Juan Carlos I
Nacido en el exilio de Roma, no puede decirse que tuviera infancia
COMO a cuantos han hecho historia, tendrá que ser juzgado por ella. ¿Qué significa eso? Pues con la perspectiva suficiente para situarlo en el lugar que le corresponde. Algo que no pueden hacer sus contemporáneos, al haber participado activa o pasivamente en los acontecimientos de su reinado, pero no tan lejos como para que se hayan borrado sus efectos. Sebastián Haffner sitúa esa perspectiva en «una generación y media posterior», es decir, que queden todavía testigos que puedan confirmarlos o rebatirlos y que la onda de los mismos permita sopesar si los efectos han sido positivos o negativos para su país y sus ciudadanos. ¿Hemos llegado a ese punto para juzgar al Rey Juan Carlos? Temo que no, que hay acontecimientos demasiado recientes, como su expatriación voluntaria, que pesan demasiado para un juicio imparcial.
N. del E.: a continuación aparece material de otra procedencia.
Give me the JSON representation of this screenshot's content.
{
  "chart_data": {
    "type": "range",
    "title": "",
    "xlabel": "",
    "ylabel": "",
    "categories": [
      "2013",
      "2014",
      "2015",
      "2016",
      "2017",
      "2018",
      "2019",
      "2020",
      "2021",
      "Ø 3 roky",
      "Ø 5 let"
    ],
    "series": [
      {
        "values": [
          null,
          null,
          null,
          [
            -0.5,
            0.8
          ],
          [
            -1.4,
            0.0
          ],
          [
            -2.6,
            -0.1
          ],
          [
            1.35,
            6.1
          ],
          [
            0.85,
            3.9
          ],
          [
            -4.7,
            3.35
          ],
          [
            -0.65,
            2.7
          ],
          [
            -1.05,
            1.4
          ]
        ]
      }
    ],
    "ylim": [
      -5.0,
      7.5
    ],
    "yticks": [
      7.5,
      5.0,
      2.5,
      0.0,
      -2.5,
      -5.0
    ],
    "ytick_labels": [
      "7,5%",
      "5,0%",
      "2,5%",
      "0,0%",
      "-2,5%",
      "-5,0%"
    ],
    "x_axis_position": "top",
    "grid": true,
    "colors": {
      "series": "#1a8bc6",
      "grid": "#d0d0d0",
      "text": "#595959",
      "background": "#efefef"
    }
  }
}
Aparte de que el debate monarquía-república enturbia la atmósfera. Posiblemente sea necesario que Don Juan Carlos emprenda ese viaje definitivo del que no se retorna para el balance definitivo de él y su reinado. Pero hagamos siquiera un esbozo.
¡Qué vida la suya! Larga, movida, contradictoria incluso, llena de sorpresas, buenas y malas. Nacido en el exilio de su familia en Roma, no puede decirse que tuviera infancia, al menos como la de los niños españoles de su generación que jugábamos al fútbol en la calle, había pocos coches, o nos marchábamos de casa nada más comer sin que los padres nos preguntasen dónde íbamos, tan pocos eran los peligros. De Roma a Suiza, de cuyos gélidos colegios le quedará ese arrastrar las erres, tan francés; de allí a Portugal, pues Alemania ha perdido la guerra y se supone que España cambiará pronto, por lo que hay que estar al quite. Pero lo que empieza es un largo forcejeo entre Franco y su padre sobre su educación, que se resuelve enviándolo a Madrid, para hacer un bachillerato con profesores y con discípulos escogidos que va a prolongarse más de dos décadas con su padre putativo y su padre político, que gana el segundo. Pero ni siquiera cuando, finalmente, es nombrado Príncipe de España puede sentirse libre.
Solo tras la muerte de Franco puede empezar a reinar, aunque sabe que debe hacerlo con tanta cautela como decisión, al pugnar fuerzas muy dispares. Elige al jefe del partido oficial como presidente del Gobierno y a un profesor para cambiar el régimen de ‘la ley a la ley’, empezando por el haraquiri de las Cortes. Los españoles están acostumbrados a obedecer y el milagro se produce: se puede pasar de la dictadura a la democracia sin derramamiento de sangre, aunque hay que detener un golpe militar que va a ser la vacuna contra ellos y convierte a Don Juan Carlos en personaje internacional. Posiblemente fue cuando decidió que debía disfrutar de la niñez, adolescencia juventud e incluso madurez que no había tenido. Hasta que, en una cacería africana fue cazado y tuvo que abdicar. A la inmensa mayoría de sus conciudadanos les hubiese bastado. A un Rey, no. Hoy reclama solo que se le permita volver de vez en cuando.